Scytodecamide (1): white amorphous powder; [α]²⁵_D none detected (c 0.09, MeOH); UV (MeOH) λ_max (log ε) 213 (3.65), 262 (3.58) nm; IR (neat) ʋ_max 3303 (br), 2960, 2931, 2873, 1663, 1543, 1436, 1387, 1369, 1311, 1205, 1185, 1138, 1058, 840, 801, 723 cm⁻¹; ¹H and ¹³C NMR (CD₃OD/CD₃OH and Pyr-d₅ with TFA vapour) see Table 1; HRESIMS m/z 996.6450 [M + H]⁺, calcd for C₄₇H₈₆N₁₁O₁₂, 996.6457.
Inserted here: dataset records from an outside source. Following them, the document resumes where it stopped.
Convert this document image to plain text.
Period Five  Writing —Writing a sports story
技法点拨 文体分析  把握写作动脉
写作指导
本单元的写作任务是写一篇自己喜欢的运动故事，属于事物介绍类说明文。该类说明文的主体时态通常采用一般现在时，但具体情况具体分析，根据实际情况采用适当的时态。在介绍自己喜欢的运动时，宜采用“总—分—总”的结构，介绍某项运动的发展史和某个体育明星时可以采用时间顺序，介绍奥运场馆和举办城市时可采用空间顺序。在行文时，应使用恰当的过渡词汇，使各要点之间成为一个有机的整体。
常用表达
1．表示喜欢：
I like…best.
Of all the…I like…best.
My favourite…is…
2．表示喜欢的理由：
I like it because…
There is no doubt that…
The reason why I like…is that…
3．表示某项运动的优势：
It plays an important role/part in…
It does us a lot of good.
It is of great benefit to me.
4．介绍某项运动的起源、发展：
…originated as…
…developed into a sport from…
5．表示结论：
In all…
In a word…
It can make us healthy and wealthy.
Acid Hydrolysis and Marfey’s Analysis:

Approximately 0.2 mg of 1 was subjected to hydrolysis with 6 N HCl (1 mL) at 110 ^oC for about 18h. Residual HCl was removed by resuspending the sample with water (0.5 mL) and applying repeated evaporation. The hydrolysate of 1 was split into two equal portions (~0.1 mg each) prior to derivatization. Hydrolysate as well as amino acid standards were derivatized with l- and dl-Advanced Marfey’s reagent (l-FDLA and dl-FDLA). Approximately 0.1 mg of the hydrolysate or standards were mixed with 110 μL of acetone, 50 μL of H₂O, 20 μL of 1 N NaHCO₃, and 20 μL of l-FDLA or dl-FDLA solution (10 mg/mL in acetone). The mixtures were stirred at 40 ^oC for 1h. After 1h, the mixtures were removed from heat and quenched with 20 μL of 1 N HCl. Reaction mixtures were evaporated and resuspended in CH₃CN for LC-MS analysis. LC-MS analyses were performed on a Shimadzu LCMS-IT-TOF with a Phenomenex Kinetex C18 column (50 × 2.1 mm, 1.7 μm) and a gradient of H₂O (A) and CH₃CN (B) both with 0.1% formic acid. Flow rate was kept at 0.5 mL/min and gradient program went from 25 to 65 %B over 9 min. Extracted ion chromatograms and retention times were compared for each Marfey’s derivative for the assignment of absolute configuration (Supplementary Information S20).

Antiproliferative Assay:

Cytotoxicity assays were performed following established protocols.^[49] Tested cell lines included MDA-MB-435 (human melanoma), MDA-MB-231 (human breast cancer), and OVCAR3 (human ovarian cancer).